What It Does

When a language model generates text, it produces a probability for every possible next token. Sampling parameters decide which of those tokens are actually allowed to be picked, and how the odds are weighted. Most people treat them as vague vibes - “turn temperature down to make it less crazy.” This tool shows the actual mechanism.

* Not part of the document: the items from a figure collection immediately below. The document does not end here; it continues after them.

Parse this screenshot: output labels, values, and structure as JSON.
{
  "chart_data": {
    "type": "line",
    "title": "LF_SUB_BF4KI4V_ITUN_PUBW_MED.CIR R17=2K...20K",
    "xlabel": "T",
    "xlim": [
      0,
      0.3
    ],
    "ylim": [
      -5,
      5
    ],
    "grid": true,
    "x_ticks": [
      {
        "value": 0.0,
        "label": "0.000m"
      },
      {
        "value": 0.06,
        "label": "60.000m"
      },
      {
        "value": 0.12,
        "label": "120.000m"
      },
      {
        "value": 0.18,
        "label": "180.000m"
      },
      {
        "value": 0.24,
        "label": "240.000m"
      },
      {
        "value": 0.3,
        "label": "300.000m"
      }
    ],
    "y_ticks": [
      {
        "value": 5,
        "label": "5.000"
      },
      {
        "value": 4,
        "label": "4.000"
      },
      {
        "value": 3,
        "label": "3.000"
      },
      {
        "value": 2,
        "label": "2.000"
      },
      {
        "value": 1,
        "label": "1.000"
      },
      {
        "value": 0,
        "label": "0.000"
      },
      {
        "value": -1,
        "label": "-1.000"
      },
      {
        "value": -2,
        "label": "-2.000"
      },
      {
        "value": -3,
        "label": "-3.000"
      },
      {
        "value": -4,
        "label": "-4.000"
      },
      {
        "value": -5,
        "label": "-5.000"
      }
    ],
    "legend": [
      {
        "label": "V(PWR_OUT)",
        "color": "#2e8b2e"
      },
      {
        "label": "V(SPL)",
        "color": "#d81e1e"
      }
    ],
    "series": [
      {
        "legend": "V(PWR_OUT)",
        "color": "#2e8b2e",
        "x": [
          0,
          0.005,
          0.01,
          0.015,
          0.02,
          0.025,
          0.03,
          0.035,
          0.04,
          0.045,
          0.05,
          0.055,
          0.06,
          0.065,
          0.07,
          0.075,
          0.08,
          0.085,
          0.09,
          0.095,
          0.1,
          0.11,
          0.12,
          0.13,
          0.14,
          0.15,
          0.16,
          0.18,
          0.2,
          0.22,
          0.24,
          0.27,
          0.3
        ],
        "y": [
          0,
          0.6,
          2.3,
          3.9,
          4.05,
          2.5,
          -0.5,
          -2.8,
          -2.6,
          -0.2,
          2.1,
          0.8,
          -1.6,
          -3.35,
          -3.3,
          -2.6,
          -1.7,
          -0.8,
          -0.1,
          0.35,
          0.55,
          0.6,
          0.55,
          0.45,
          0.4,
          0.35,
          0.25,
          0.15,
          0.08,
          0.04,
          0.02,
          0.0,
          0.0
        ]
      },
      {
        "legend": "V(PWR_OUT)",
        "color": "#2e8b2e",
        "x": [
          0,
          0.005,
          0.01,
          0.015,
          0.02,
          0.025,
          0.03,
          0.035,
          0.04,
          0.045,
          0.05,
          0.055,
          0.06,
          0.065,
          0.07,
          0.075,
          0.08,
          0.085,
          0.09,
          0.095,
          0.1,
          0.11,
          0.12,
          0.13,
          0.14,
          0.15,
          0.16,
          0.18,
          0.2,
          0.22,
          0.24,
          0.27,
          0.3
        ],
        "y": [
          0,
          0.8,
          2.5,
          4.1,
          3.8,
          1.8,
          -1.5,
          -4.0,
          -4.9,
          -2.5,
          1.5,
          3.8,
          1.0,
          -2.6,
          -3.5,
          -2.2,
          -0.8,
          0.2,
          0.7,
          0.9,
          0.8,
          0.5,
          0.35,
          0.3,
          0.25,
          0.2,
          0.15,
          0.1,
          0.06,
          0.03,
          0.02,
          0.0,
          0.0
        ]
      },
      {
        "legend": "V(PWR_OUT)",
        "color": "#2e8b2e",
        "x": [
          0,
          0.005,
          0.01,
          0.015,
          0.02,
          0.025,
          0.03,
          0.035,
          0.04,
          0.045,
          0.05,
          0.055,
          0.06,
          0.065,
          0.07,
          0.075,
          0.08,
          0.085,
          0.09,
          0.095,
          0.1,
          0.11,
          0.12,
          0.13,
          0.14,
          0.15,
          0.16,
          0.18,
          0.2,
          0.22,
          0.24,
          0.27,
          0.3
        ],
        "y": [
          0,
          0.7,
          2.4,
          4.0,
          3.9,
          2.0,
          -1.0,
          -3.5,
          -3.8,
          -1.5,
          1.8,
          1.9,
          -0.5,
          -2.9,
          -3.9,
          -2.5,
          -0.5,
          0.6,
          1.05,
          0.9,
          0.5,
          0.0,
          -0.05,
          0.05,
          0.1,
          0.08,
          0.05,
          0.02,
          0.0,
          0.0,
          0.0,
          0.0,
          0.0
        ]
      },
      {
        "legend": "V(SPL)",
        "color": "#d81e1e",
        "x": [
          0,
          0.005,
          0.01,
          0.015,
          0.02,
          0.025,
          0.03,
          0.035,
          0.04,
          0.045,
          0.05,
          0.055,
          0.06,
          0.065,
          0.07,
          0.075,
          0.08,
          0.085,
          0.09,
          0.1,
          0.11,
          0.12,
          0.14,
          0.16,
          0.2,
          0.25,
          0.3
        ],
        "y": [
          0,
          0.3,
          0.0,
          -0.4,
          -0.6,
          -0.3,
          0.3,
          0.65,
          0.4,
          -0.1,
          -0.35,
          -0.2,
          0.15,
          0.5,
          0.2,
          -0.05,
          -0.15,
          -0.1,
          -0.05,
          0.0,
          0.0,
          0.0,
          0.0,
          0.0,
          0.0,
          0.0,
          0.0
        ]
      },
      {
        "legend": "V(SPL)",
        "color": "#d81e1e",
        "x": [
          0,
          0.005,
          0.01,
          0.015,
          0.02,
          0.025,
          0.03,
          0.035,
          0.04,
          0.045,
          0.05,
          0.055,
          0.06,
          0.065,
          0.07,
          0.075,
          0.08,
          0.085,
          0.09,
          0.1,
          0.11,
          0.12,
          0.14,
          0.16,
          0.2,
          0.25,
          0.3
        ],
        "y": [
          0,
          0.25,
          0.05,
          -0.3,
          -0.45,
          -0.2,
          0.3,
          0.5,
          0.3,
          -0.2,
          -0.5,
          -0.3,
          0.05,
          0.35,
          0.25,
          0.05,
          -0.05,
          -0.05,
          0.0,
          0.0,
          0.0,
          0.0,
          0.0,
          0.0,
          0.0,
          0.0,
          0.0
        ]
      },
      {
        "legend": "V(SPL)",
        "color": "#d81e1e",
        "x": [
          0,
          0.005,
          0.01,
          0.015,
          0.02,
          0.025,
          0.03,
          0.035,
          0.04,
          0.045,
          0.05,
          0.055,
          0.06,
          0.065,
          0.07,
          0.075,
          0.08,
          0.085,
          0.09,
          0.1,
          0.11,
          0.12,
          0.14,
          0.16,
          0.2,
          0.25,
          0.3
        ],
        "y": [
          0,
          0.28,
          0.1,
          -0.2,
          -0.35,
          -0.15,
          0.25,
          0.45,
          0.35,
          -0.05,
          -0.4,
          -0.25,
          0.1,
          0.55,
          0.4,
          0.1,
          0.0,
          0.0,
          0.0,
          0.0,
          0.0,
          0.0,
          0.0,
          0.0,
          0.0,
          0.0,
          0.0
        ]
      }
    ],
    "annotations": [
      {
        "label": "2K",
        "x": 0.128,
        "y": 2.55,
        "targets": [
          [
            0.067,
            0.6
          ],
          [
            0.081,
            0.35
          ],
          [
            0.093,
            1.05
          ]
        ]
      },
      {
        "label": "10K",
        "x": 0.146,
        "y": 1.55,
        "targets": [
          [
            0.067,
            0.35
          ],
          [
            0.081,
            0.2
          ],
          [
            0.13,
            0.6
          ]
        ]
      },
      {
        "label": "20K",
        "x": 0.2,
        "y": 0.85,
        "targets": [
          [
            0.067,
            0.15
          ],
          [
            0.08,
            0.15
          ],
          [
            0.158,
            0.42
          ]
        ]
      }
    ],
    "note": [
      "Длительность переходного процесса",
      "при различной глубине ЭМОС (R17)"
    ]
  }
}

Start from a fixed example distribution (the candidate next-tokens after “The weather today is”), then move the sliders and watch the bars change in real time.

How to Use It

Adjust any slider - temperature, top-k, top-p, min-p, or repetition penalty.
Watch the bars: each token’s bar width is its final probability of being sampled. Tokens removed by a filter are greyed out and struck through.
Two tokens are marked as “already used” so you can see repetition penalty push their probability down.
Reset to defaults (temperature 0.8, everything else off) to see the plain softmax baseline.

How the Knobs Work

The parameters are applied in a specific order, and order matters:

Repetition penalty - divides the logits of already-used tokens, making them less likely to repeat.
Temperature - divides all logits. Below 1.0 sharpens the distribution (more confident, more repetitive); above 1.0 flattens it (more random).
Softmax - turns logits into probabilities.
Top-k - keeps only the k most probable tokens.
Top-p (nucleus) - keeps the smallest set of tokens whose cumulative probability reaches p.
Min-p - keeps only tokens at least as probable as min_p x (the top token's probability).
Renormalize - the survivors are rescaled to sum to 1. Those are the real odds.

Why It’s Useful

Repetitive output - usually temperature too low, or no repetition penalty. Watch how a penalty redistributes mass to fresh tokens.
Incoherent output - usually temperature too high with no top-p/min-p cutoff, so the long tail of nonsense tokens stays sampleable.
top-p vs min-p - min-p is relative to the top token, so it adapts to how confident the model is on each step; top-p uses a fixed cumulative mass. Toggling both on the same distribution makes the difference obvious.

Limitations

Illustrative distribution - the token set and logits are a fixed, hand-built example, not a live model. The math is real; the numbers are a teaching set.
Greedy and beam search not shown - this covers the common sampling stack (temperature + truncation), not deterministic decoding.
Implementation details vary - some runtimes apply these filters in a slightly different order or define repetition penalty differently (presence vs frequency). This uses the most common Hugging Face conventions.